Pendleton leases not just the land, but the entire facility from the state. 

The state DOT confirmed in a written statement that it has been making changes to leases during the renewal process, including having tenants take responsibility for the equipment that is used for tenant operations. The flour mill would have been required to take possession of its grain silos.

"At the end, there were some provisions we just couldn't agree to," Frederick said, citing the silo clause and the state's planned relocation of berths for wheat shipments that currently offload next to the mill. 

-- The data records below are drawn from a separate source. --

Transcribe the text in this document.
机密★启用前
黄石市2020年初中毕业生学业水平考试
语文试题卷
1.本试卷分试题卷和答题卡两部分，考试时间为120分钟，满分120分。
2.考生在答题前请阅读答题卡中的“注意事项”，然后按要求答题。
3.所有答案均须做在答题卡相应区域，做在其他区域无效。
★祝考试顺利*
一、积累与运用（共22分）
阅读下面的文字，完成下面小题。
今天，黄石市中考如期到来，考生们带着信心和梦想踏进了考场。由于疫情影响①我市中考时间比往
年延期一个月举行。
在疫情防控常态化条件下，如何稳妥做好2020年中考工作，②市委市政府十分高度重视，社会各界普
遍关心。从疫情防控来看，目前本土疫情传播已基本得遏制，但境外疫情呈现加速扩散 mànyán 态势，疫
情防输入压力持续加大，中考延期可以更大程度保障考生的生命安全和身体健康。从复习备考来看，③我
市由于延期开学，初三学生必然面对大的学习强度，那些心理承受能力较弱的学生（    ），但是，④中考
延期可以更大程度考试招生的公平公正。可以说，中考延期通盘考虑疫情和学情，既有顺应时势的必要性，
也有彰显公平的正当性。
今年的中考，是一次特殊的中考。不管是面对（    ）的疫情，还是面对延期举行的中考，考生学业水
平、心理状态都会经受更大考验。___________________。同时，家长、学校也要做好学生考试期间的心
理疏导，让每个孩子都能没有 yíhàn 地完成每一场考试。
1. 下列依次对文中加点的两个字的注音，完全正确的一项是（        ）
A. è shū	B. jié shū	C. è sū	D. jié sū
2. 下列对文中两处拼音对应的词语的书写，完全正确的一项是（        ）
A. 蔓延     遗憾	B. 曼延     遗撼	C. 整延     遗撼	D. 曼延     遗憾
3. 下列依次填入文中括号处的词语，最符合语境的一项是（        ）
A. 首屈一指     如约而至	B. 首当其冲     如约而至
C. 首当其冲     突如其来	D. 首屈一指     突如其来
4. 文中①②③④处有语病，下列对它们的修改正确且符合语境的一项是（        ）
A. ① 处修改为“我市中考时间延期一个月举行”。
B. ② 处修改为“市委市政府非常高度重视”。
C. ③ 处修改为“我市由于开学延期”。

"We understand the state's position in terms of wanting to improve the harbor," but having to unload wheat from another pier "was an unacceptable term with which to operate," Frederick said. The mill company has withdrawn its lease application. 

The flour mill has operated on Oahu for some 50 years, he said, though under different ownership, and its 13 employees have worked at the mill for many years. 

"We've been proud to be a part of the fabric of supplying food ingredients to Hawaiian customers for a long, long time," Frederick said. "We have a lot of great customers and they've all been notified about it."

The current lease expires March 31, but the company requested an extension through the end of the year to allow for an orderly wind-down of operations. Frederick said the mill will likely close "sometime in the fall." 

For bakeries and other food-service operations statewide, shipping heavy flour from the mainland may increase prices for Hawaii consumers, but the DOT statement indicated the state will be looking for another company to takeover operations.

Love's Bakery President Mike Walters doesn't want consumers or their wholesale customers to panic. "We have five or six months" to work out new suppliers, he said. It is premature to speculate on whether prices will increase, he said.